Hospitals in the areas affected by the devastating hurricane Harvey will likely be full even longer than they expect during the disaster’s aftermath.

That assumption is based on a new study, published in Annals of Emergency Medicine, which found that older adults might have higher rates of hospital admissions for weeks after a national disaster.

Based on the calamity in the study, which occurred over a much shorter period and affected many fewer people than Hurricane Harvey, University of Michigan School of Nursing researchers and colleagues predicted three days of anticipated injuries and health issues.

The study found that in the 30 days after a tornado outbreak in the Southeast and Midwest in 2011, hospital admissions for adults 65 and older rose an average of 4% in affected ZIP codes in Alabama, Mississippi, Georgia, and Tennessee.

While admissions didn’t increase significantly in the other three states when the researchers look specifically at that level, both hospitalizations and intensive care admissions rose 9% in Alabama, which suffered the most tornadoes.

That was even the case when the three days following the disaster were excluded from the admissions data. Results indicated that hospitalizations for any cause remained higher than when compared with the other 11 months of the year, for an incidence rate ratio of 1.04. No increases were documented in overall ICU admissions or in hospital mortality associated with the natural disaster.

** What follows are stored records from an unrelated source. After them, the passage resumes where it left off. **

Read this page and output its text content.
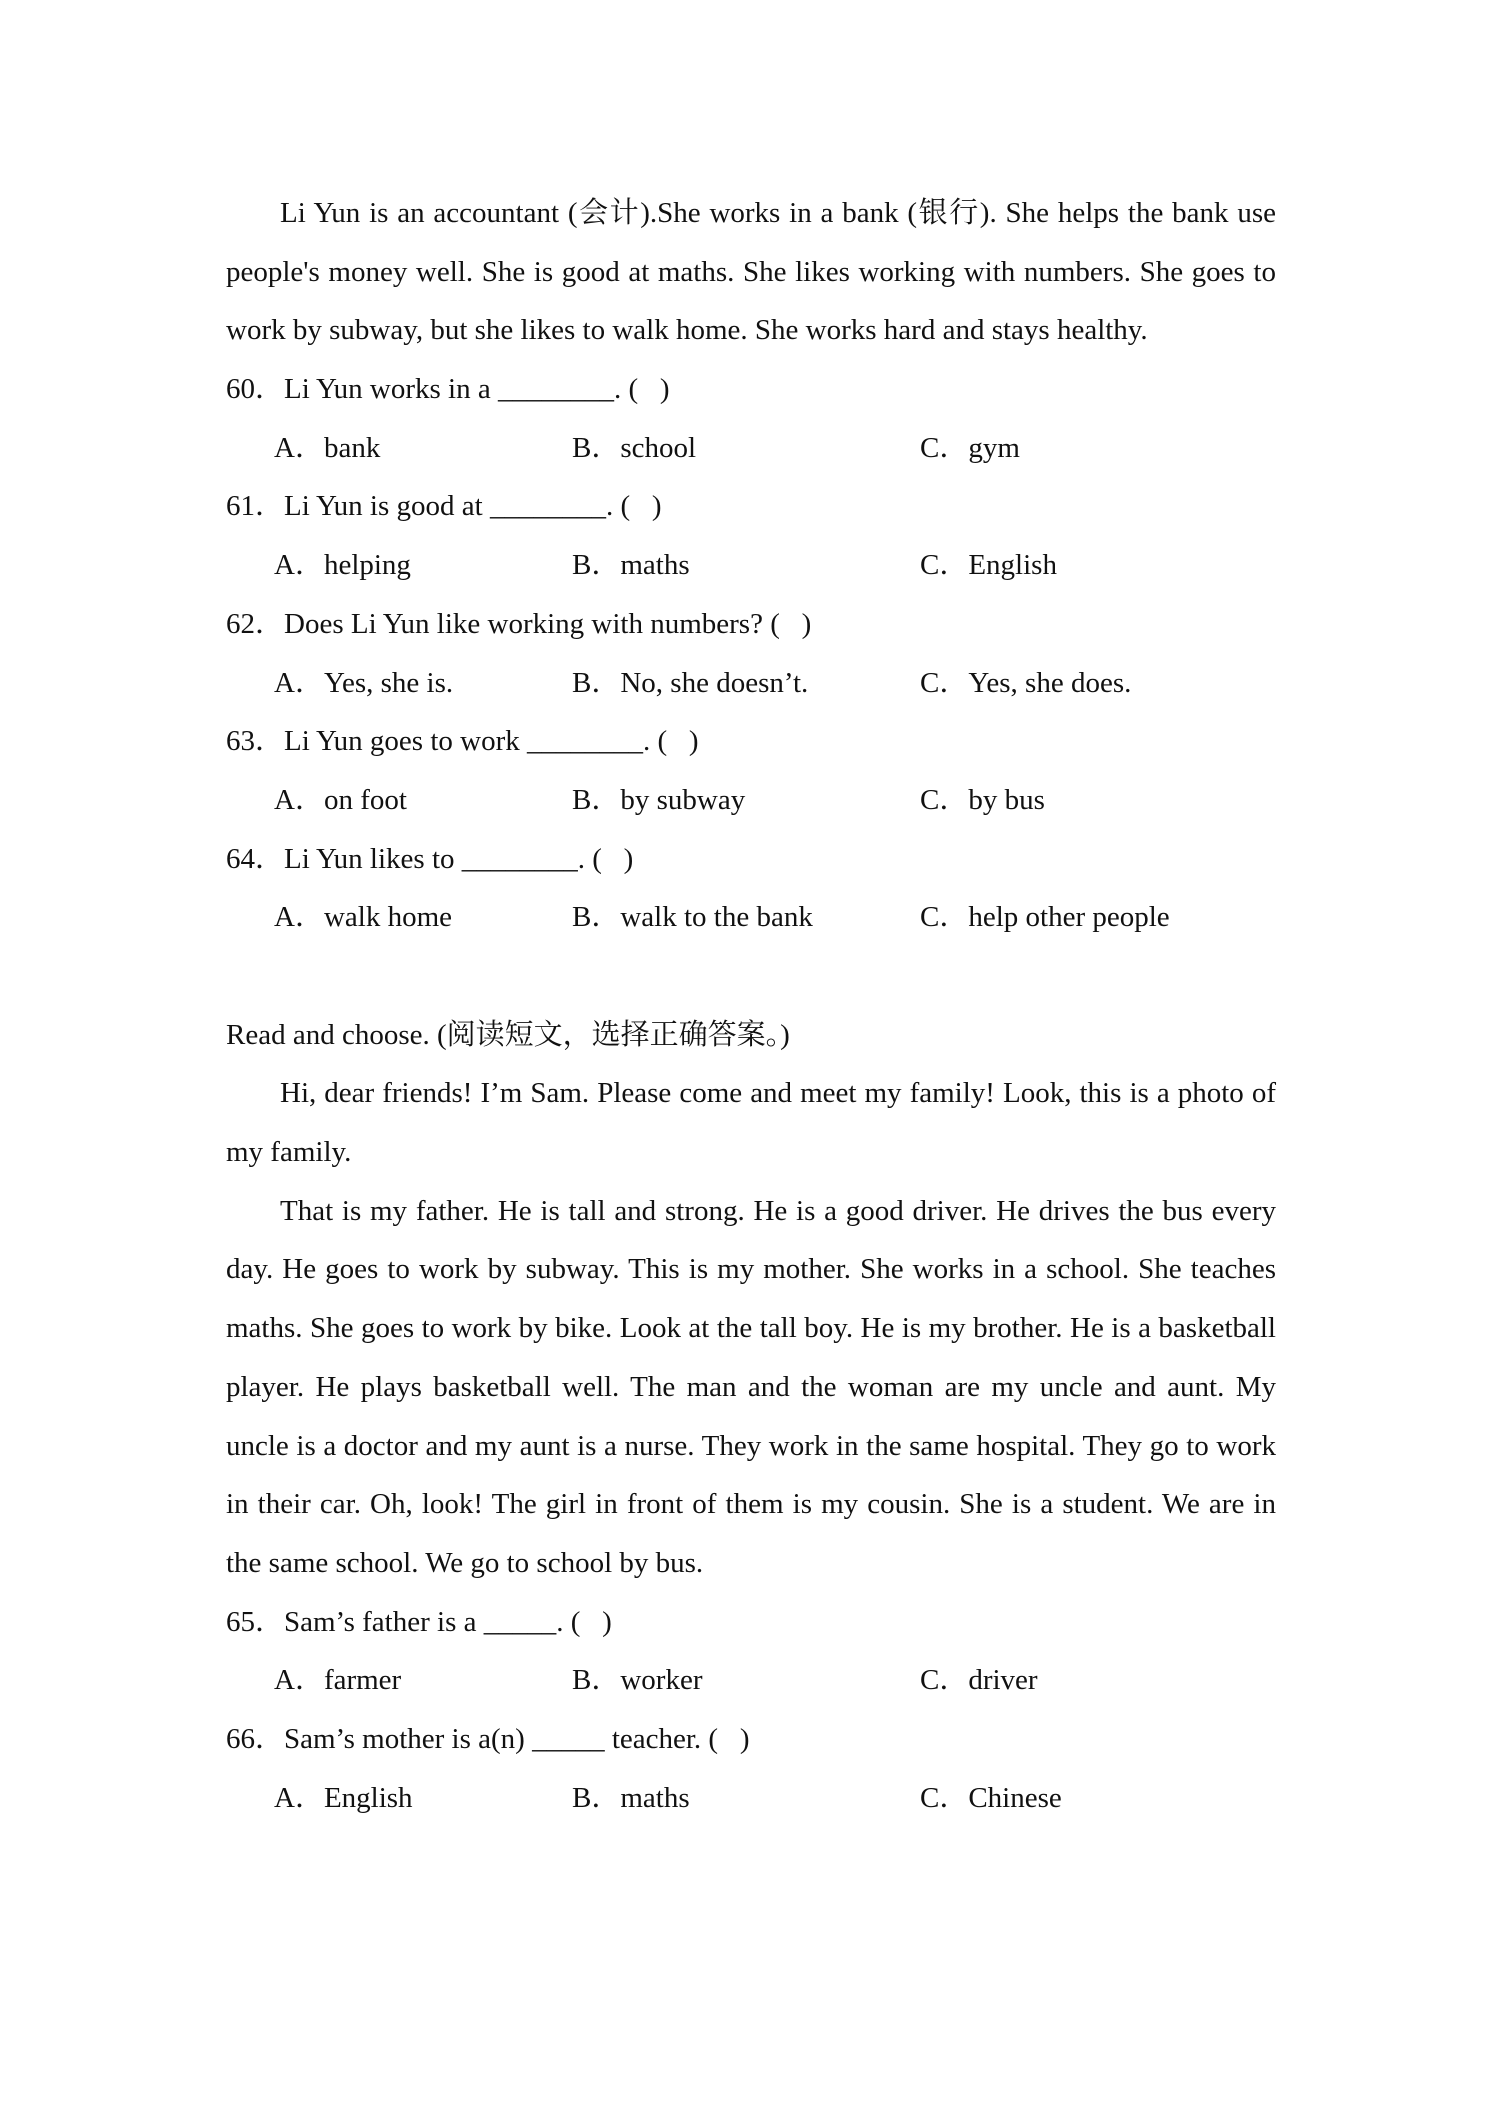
Li Yun is an accountant (会计).She works in a bank (银行). She helps the bank use people's money well. She is good at maths. She likes working with numbers. She goes to work by subway, but she likes to walk home. She works hard and stays healthy.

60．Li Yun works in a ________. (   )

A．bank

	B．school

	C．gym

61．Li Yun is good at ________. (   )

A．helping

	B．maths

	C．English

62．Does Li Yun like working with numbers? (   )

A．Yes, she is.

	B．No, she doesn’t.

	C．Yes, she does.

63．Li Yun goes to work ________. (   )

A．on foot

	B．by subway

	C．by bus

64．Li Yun likes to ________. (   )

A．walk home

	B．walk to the bank

	C．help other people

Read and choose. (阅读短文，选择正确答案。)

Hi, dear friends! I’m Sam. Please come and meet my family! Look, this is a photo of my family.

That is my father. He is tall and strong. He is a good driver. He drives the bus every day. He goes to work by subway. This is my mother. She works in a school. She teaches maths. She goes to work by bike. Look at the tall boy. He is my brother. He is a basketball player. He plays basketball well. The man and the woman are my uncle and aunt. My uncle is a doctor and my aunt is a nurse. They work in the same hospital. They go to work in their car. Oh, look! The girl in front of them is my cousin. She is a student. We are in the same school. We go to school by bus.

65．Sam’s father is a _____. (   )

A．farmer

	B．worker

	C．driver

66．Sam’s mother is a(n) _____ teacher. (   )

A．English

	B．maths

	C．Chinese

"It was obvious that these discrete severe events would cause trauma on the day or so after tornado touchdown," said principal investigator Sue Anne Bell, PhD, MSN, clinical associate professor at the University of Michigan School of Nursing. "It was not obvious, and had never been previously shown, that they caused hundreds of extra admissions in the weeks after the tornado."

Researchers analyzed Medicare claims for about 27,000 patients and 57,000 hospitalizations after the tornado outbreak in April 2011 — considered one of the largest tornado-related natural disasters in United States history. During the weather event, 11 tornadoes hit swathes of Alabama, while four tornadoes touched down in Georgia and Tennessee, and three in Mississippi.

On average, the article notes, 5,028 hospital admissions in those ZIP codes occurred during the 30 days after, compared to 4,712 hospitalizations per 30 days the rest of the year.

Bell suggests the study results could have plans for response, recovery, and hospital staffing after an emergency. While federal guidelines require availability of 20% of all staffed beds within four hours after a disaster, she questioned whether surge-planning models consider longer time frames.

"The cost that hospitals incur and the effect on the community and manpower really lasts a lot longer than expected," she said. "Hospitals and communities need to be considering this."